Train & Test the ARIMA(1,1,1) model

We perform a train-test forecast on the ARIMA(1,1,1) model allows to evaluate its effectiveness at capturing the underlying patterns in the time series and providing reliable forecasts.

In case, the model’s predictive power forecasts well of a roughly 2 year period (24 monthly lags) before losing it predictive power and converging at a single value. The ARIMA(1,1,1) works well over a period of about 2 years – but the unemployment rate data is likely better suited for a rolling forecast using incremental intervals of 24 monthly lags.

# Split the data 80/20
n <- nrow(unrate_tsibble)
train_size <- floor(0.8 * n)
unrate_train <- unrate_tsibble[1:train_size, ]
unrate_test <- unrate_tsibble[(train_size + 1):n, ]

# Fit the ARIMA model to the training set
unrate_fit_train <- unrate_train |>
  model(stepwise = ARIMA(UNRATE ~ pdq(1,1,1)))

# Forecast using the stepwise fitted model
forecast_h <- n - train_size
unrate_forecast <- unrate_fit_train |>
  select(stepwise) |>
  forecast(h = forecast_h)

# Convert tsibble for plotting
unrate_train_tbl <- unrate_train |>
  as_tibble() |>
  mutate(type = "Training")

unrate_test_tbl <- unrate_test |>
  as_tibble() |>
  mutate(type = "Actual")

unrate_forecast_tbl <- unrate_forecast |>
  as_tibble() |>
  mutate(type = "Forecast")

# Combine training, actual, and forecast data
combined_data <- bind_rows(
  unrate_train_tbl %>%
    select(monthFormat, UNRATE, type),
  unrate_test_tbl %>%
    select(monthFormat, UNRATE, type),
  unrate_forecast_tbl %>%
    select(monthFormat, UNRATE = .mean, type))

# Plot
ggplot(combined_data, aes(x = monthFormat, y = UNRATE, color = type)) +
  geom_line() +
  labs(title = "ARIMA(1,1,1) Model Forecast on Actual Data",
       x = "Month",
       y = "Unemployment Rate",
       color = "Legend") +
  theme_minimal()


ARIMA Forecast

unrate_fit_train |> select(stepwise) |> forecast(unrate_test) |> autoplot(unrate_test)

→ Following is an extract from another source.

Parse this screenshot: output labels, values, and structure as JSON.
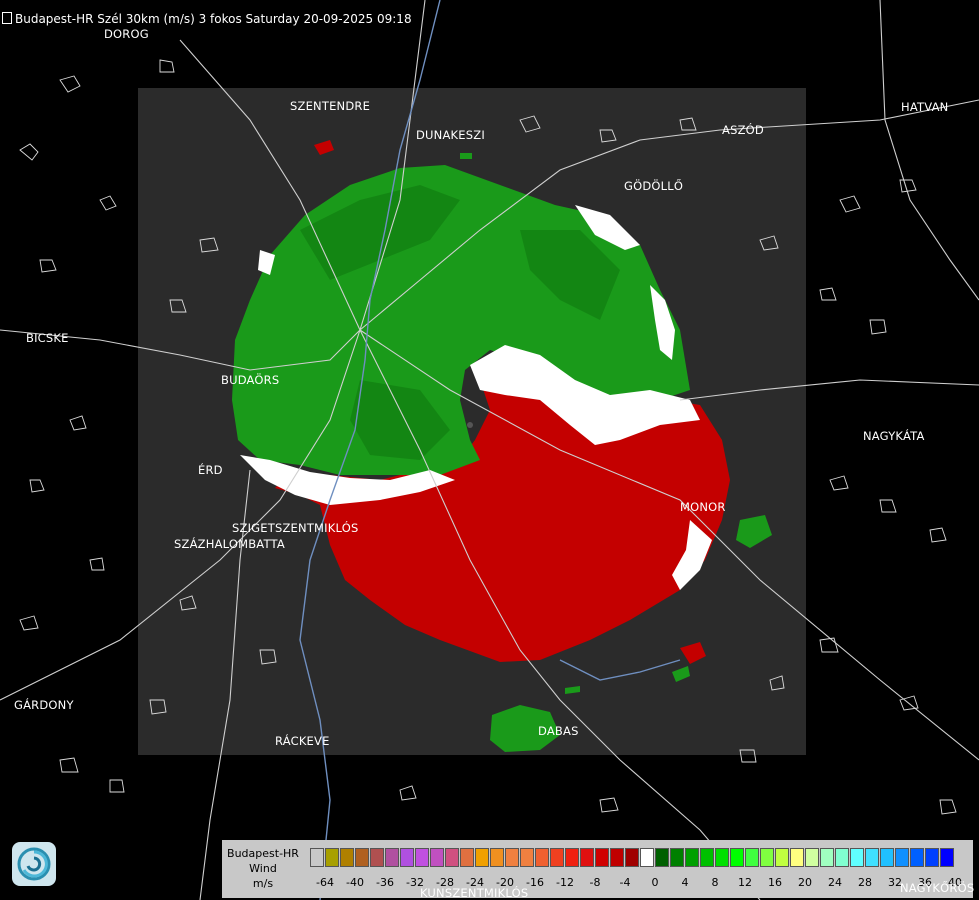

While our model did a decent job for the first couple of years of the test set, the model resulted in an unemployment rate that stabilized around 7% while the actual unemployment rate dropped below 5% before seeing an unprecedented spike due to the COVID pandemic.

unrate_fit_train |>  accuracy()
## # A tibble: 1 × 10
##   .model   .type         ME  RMSE   MAE    MPE  MAPE  MASE RMSSE   ACF1
##   <chr>    <chr>      <dbl> <dbl> <dbl>  <dbl> <dbl> <dbl> <dbl>  <dbl>
## 1 stepwise Training 0.00527 0.197 0.142 0.0612  2.66 0.164 0.165 -0.146

Wide confidence intervals make the point forecast somewhat less reliable. The real unemployment rate values mostly stayed inside the 80% confidence level except for the COVID spike.